Cristina Fernandez de Kirchner, le 11 avril à Buenos Aires. | MARCOS BRINDICCI / REUTERS

L’ancienne présidente péroniste argentine Cristina Fernandez de Kirchner (2007-2015) doit comparaître, lundi 31 octobre, devant le tribunal fédéral de Comodoro Py, dans le centre de Buenos Aires, pour y être interrogée par le juge fédéral Julian Ercolini. Elle est soupçonnée d’avoir attribué « de façon irrégulière et discrétionnaire » des contrats de travaux publics dans la province de Santa Cruz (Patagonie), fief des Kirchner, à l’entrepreneur de la construction Lazaro Baez, ami intime et présumé homme de paille de la famille. Celui-ci est en prison depuis le 5 avril, inculpé de blanchiment d’argent et d’enrichissement illicite.
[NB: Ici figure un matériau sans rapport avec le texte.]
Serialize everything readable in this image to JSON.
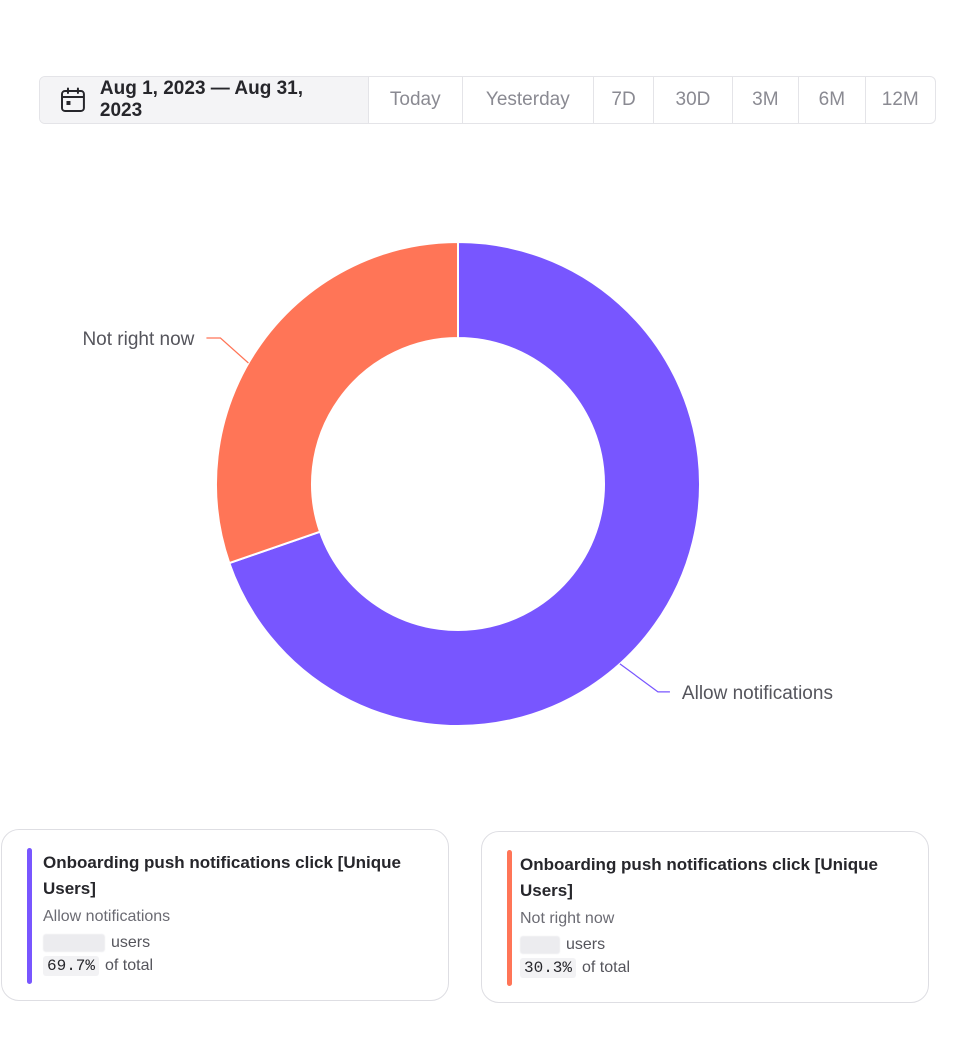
{
  "date_range": {
    "label": "Aug 1, 2023 — Aug 31, 2023",
    "presets": [
      "Today",
      "Yesterday",
      "7D",
      "30D",
      "3M",
      "6M",
      "12M"
    ]
  },
  "colors": {
    "allow": "#7856ff",
    "not_now": "#ff7557"
  },
  "chart_data": {
    "type": "pie",
    "donut": true,
    "slices": [
      {
        "label": "Allow notifications",
        "percent": 69.7,
        "color": "#7856ff"
      },
      {
        "label": "Not right now",
        "percent": 30.3,
        "color": "#ff7557"
      }
    ]
  },
  "legend_cards": [
    {
      "metric": "Onboarding push notifications click [Unique Users]",
      "segment": "Allow notifications",
      "users_suffix": "users",
      "percent": "69.7%",
      "of_total": "of total",
      "color": "#7856ff"
    },
    {
      "metric": "Onboarding push notifications click [Unique Users]",
      "segment": "Not right now",
      "users_suffix": "users",
      "percent": "30.3%",
      "of_total": "of total",
      "color": "#ff7557"
    }
  ]
}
Cristina Kirchner, 63 ans, fait l’objet de plusieurs enquêtes, impliquant des piliers du pouvoir kirchnériste, mais elle n’a jamais encore été jugée, et encore moins condamnée. Elle ne bénéficie cependant d’aucune immunité depuis qu’elle a quitté le pouvoir en décembre 2015, après deux mandats consécutifs.

Les principales enquêtes visant Cristina Kirchner concernent des affaires présumées de blanchiment d’argent et d’enrichissement illicite. Ces enquêtes se recoupent et forment un volumineux dossier, rebaptisé « la route de l’argent K [pour Kirchner] ». L’ancienne présidente péroniste se dit victime « d’une persécution juridico-politique » et accuse un groupe de magistrats d’avoir formé un « parti judiciaire » pour l’attaquer, elle et son entourage.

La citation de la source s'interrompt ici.